— Поверить не могу, столько сил и времени мы вложили в него, а они меня еще предупреждают, что он может взорваться, — всплеснул Клим руками и сам не заметил, как завертелся вокруг своего желудка, — Да я душу вложил в этот корабль. Да даже если бы и не было никакого мультисостава, я бы все равно зубами, сваркой и изолентой вернул бы его в строй! Я такие поломки чинил, от которых они бы мигом напрудили в свои штанишки и ретировались на челноках. Взорвется он, видите ли… Рабочий он, видите ли, инструмент… Да какая разница, как его называть, если мы все без него как без рук и ног!
— Да что же так долго? — спросил Пинг у непонятно кого и переключился обратно на общий канал, — Штефан, мы тут не можем долго торчать. Рано или поздно у нас кончится терпение и воздух. Что там с Марвином?
— Марвин в порядке, — последовал ответ, — Просто он все еще в бесперебойном режиме. Ты бы и сам был в шоке, если бы однажды проснулся без пары органов.

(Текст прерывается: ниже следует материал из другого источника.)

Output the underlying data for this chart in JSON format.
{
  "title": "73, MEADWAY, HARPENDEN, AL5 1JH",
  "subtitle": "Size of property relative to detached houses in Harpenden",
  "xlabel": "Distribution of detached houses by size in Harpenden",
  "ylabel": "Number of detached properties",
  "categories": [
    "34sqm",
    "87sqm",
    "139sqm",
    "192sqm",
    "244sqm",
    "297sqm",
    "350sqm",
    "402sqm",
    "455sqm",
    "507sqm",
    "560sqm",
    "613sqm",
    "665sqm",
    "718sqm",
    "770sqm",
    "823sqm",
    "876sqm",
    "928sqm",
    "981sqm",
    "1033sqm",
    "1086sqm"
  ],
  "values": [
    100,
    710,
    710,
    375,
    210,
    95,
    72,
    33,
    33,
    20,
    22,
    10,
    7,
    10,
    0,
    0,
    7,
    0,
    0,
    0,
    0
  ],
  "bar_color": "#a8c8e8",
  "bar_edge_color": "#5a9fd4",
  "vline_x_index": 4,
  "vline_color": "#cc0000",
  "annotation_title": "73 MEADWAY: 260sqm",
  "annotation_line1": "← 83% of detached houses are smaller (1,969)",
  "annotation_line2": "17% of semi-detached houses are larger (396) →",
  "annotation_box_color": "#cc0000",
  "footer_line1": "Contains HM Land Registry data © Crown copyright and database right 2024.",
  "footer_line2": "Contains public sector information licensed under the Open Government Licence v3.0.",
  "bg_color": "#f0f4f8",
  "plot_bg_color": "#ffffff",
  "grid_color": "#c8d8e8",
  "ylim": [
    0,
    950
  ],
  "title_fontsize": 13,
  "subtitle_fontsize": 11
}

— Так он может нас запустить или нет?
— Не торопитесь. Во время ремонта корабль пережил некоторые модификации, и Марвину надо объяснить, как правильно ими управлять.
— И долго ты будешь…
— Уже закончил! — воскликнул Штефан, и экран перед гермошлемом Пинга несколько раз мигнул.
Всплывшая на экране надпись «МРВ-1500 готов к работе» возвестила о том, что Марвину вправили его перекошенные от внезапной встречи электронные мозги. Возможно, он даже издал приветственные звуковые сигналы, но вакуумная среда сильно мешала оценить всю волнительность момента. Поскольку в космонавты не берут глухих, а конструкция корабля не подразумевала, что на нем продолжат работать люди даже после того, как из него вырвет систему жизнеобеспечения, Марвин часто общался с экипажем посредством звукового кода. Теперь же акустическая часть контакта между машиной и человеком была утеряна, но люди продолжали работать, Марвин продолжал заполнять экраны буквами и цифрами, а корабль продолжал оживать.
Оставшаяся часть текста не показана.